Transport Minister Paschal Donohoe has warned that a Luas driver strike will bring hardship to tens of thousands of commuters and cause massive damage to Dublin's economy.
Mr Donohoe urged all involved to find a solution to the problem through "reasonable" negotiation, as drivers pursue a 53pc pay increase.
It comes as Dart drivers announced they would vote on industrial action following changes to train frequencies in the capital.
Speaking at the launch of a €50m investment in Bus Eireann services, Mr Donohoe said: "At this stage, with a number of weeks to go before these strikes takes place, this period should be used by everybody who is involved in this dispute to sit down, have reasonable negotiations and make sure these strikes do not happen.

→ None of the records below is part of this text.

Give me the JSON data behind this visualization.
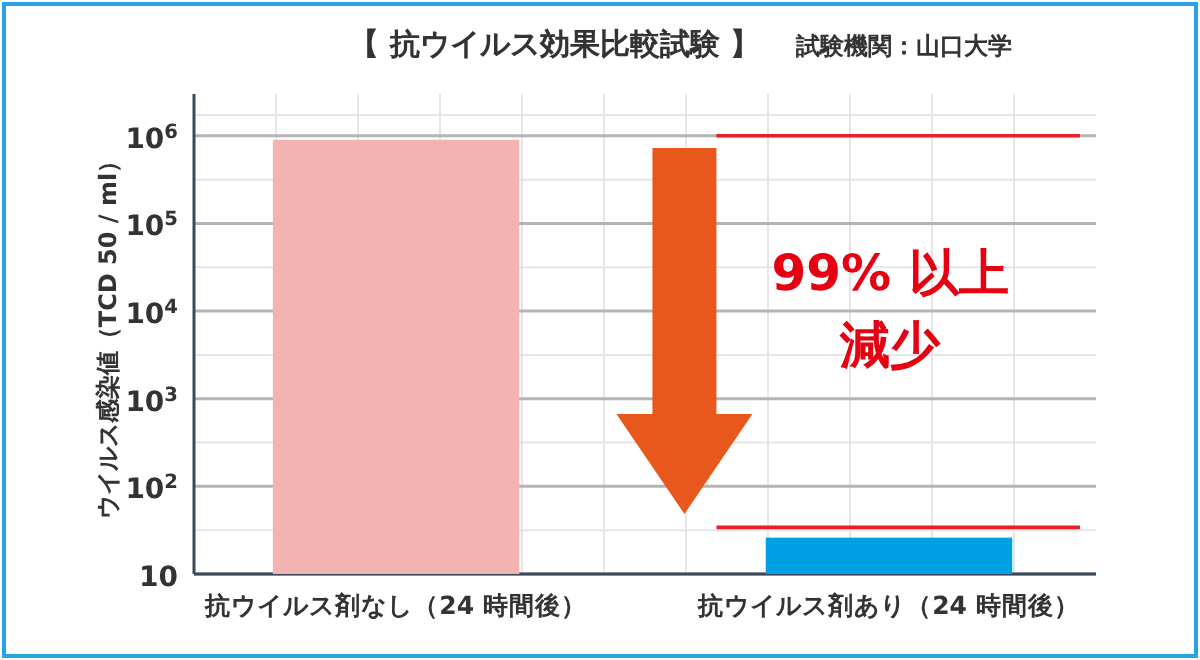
{
  "chart_data": {
    "type": "bar",
    "title": "【 抗ウイルス効果比較試験 】",
    "subtitle": "試験機関：山口大学",
    "ylabel": "ウイルス感染値（TCD 50 / ml）",
    "categories": [
      "抗ウイルス剤なし（24 時間後）",
      "抗ウイルス剤あり（24 時間後）"
    ],
    "values": [
      900000,
      26
    ],
    "colors": [
      "#f2b3b1",
      "#00a0e4"
    ],
    "log": true,
    "ylim": [
      10,
      3000000
    ],
    "yticks": [
      10,
      {
        "value": 100,
        "label": "10$^{2}$"
      },
      {
        "value": 1000,
        "label": "10$^{3}$"
      },
      {
        "value": 10000,
        "label": "10$^{4}$"
      },
      {
        "value": 100000,
        "label": "10$^{5}$"
      },
      {
        "value": 1000000,
        "label": "10$^{6}$"
      }
    ],
    "grid": true,
    "ref_lines": [
      {
        "axis": "y",
        "value": 1000000,
        "label": null,
        "color": "#e8202a"
      },
      {
        "axis": "y",
        "value": 34,
        "label": null,
        "color": "#e8202a"
      }
    ],
    "annotations": [
      "99% 以上",
      "減少"
    ]
  }
}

"If [the strikes] do happen, tens of thousands of people are going to be affected each day, for four days, and it will do terrible damage to our economy in Dublin, just as our economy here is now beginning to recover."

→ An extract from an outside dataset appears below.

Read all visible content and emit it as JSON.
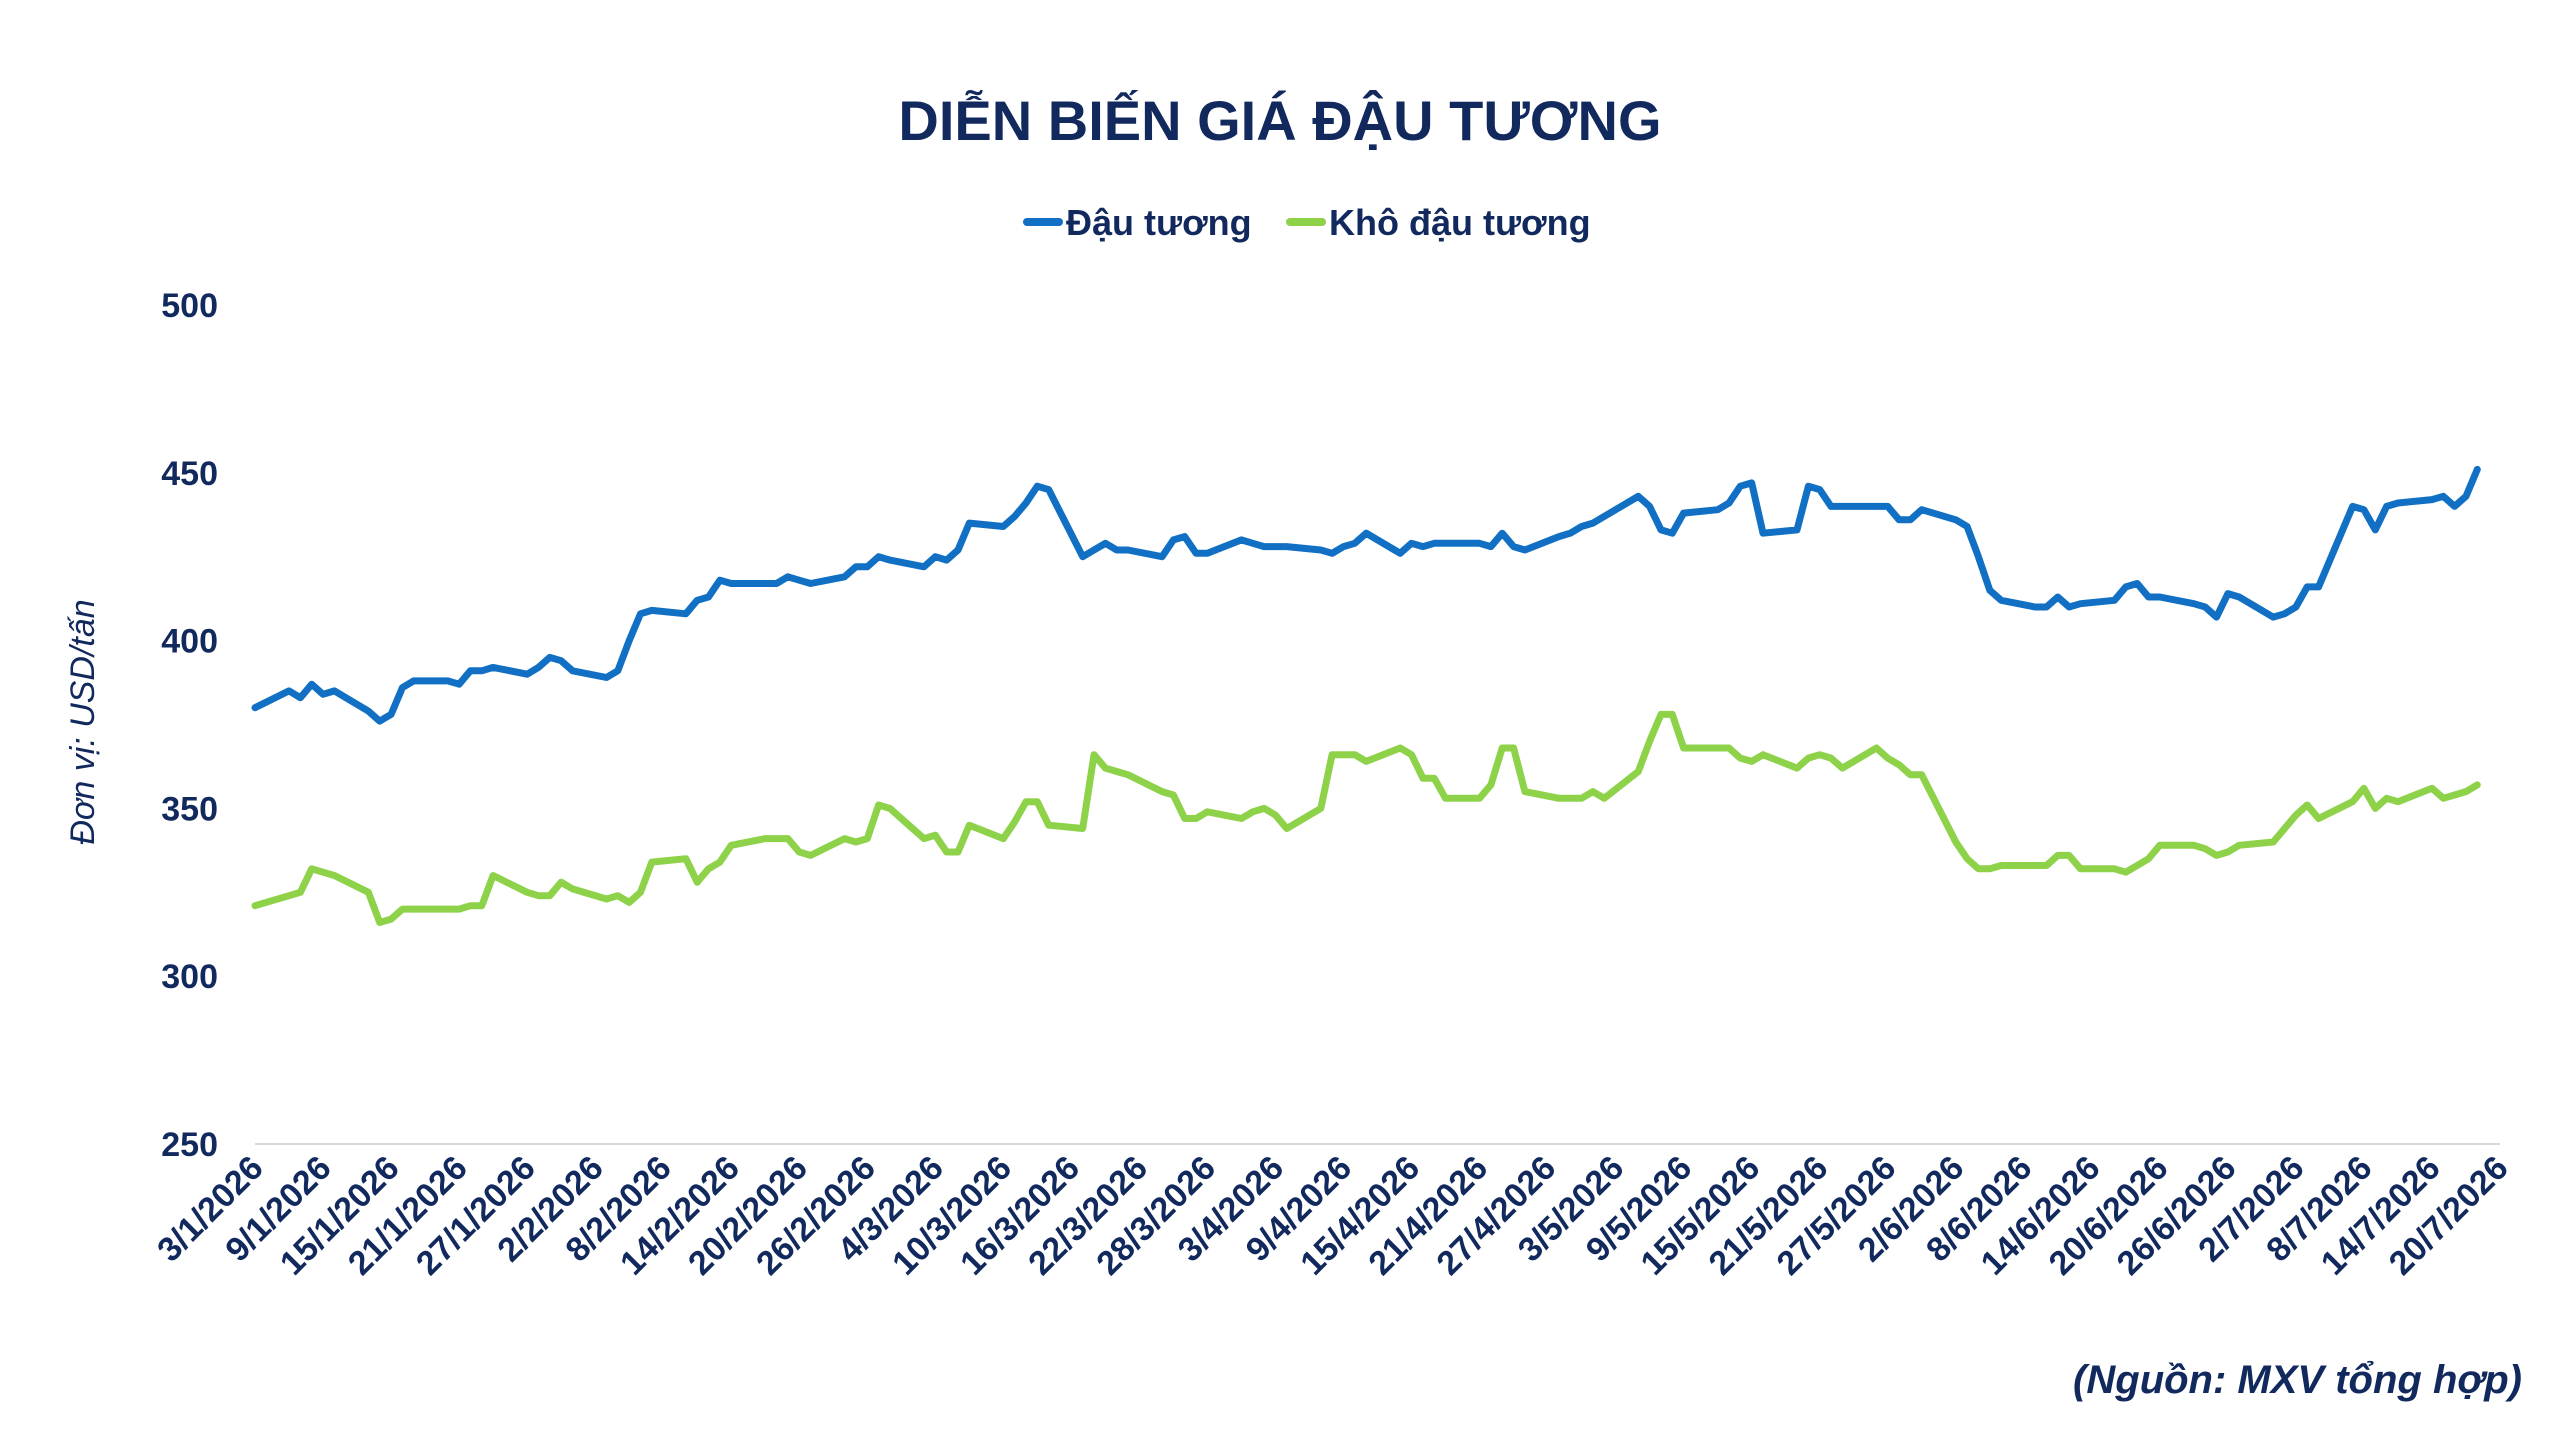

The proposed Luas stoppages are expected to take place over four days between February 11 to February 18. There will be two separate 48-hour strikes if the action goes ahead.
It is estimated that 90,000 passengers could be affected per day.
If implemented, the pay hike sought by the drivers could bring their salaries up to €64,000. However, Siptu said the amounts sought would be spread over five years.
Meanwhile, further commuter chaos looms as Dart drivers prepare to vote on industrial action next week. The National Bus and Rail Union (NBRU) said strike action would begin on January 31 if Irish Rail went ahead with a new plan to run Dart services every 10 minutes.
The union claims the changes are being brought in with no agreement with staff, adding that there are not enough trained drivers to implement the roster.
"The earliest they would have extra drivers trained is June," said NBRU General Secretary Dermot O'Leary. "This has left us with no option but to ballot our members in response to what would be a major departure from how we would normally address fundamental change at Iarnrod Eireann," he added.
But Irish Rail accused unions of misleading the public by considering a strike, saying existing staff would not be asked to do extra work.
Up to 60,000 passengers use the Dart each day, and there was an 8pc growth in passenger numbers last year.
Mr Donohoe also called the image of a young boy riding the windscreen wiper of a Luas "appalling". The photo drew widespread criticism when it circulated on social media this week. "That picture shows that that person is putting themselves at gigantic personal risk," he said. "Alongside that, they are putting passengers and people in the vicinity of that carriage at huge risk."
He added that Luas staff and gardai were taking the matter "very seriously".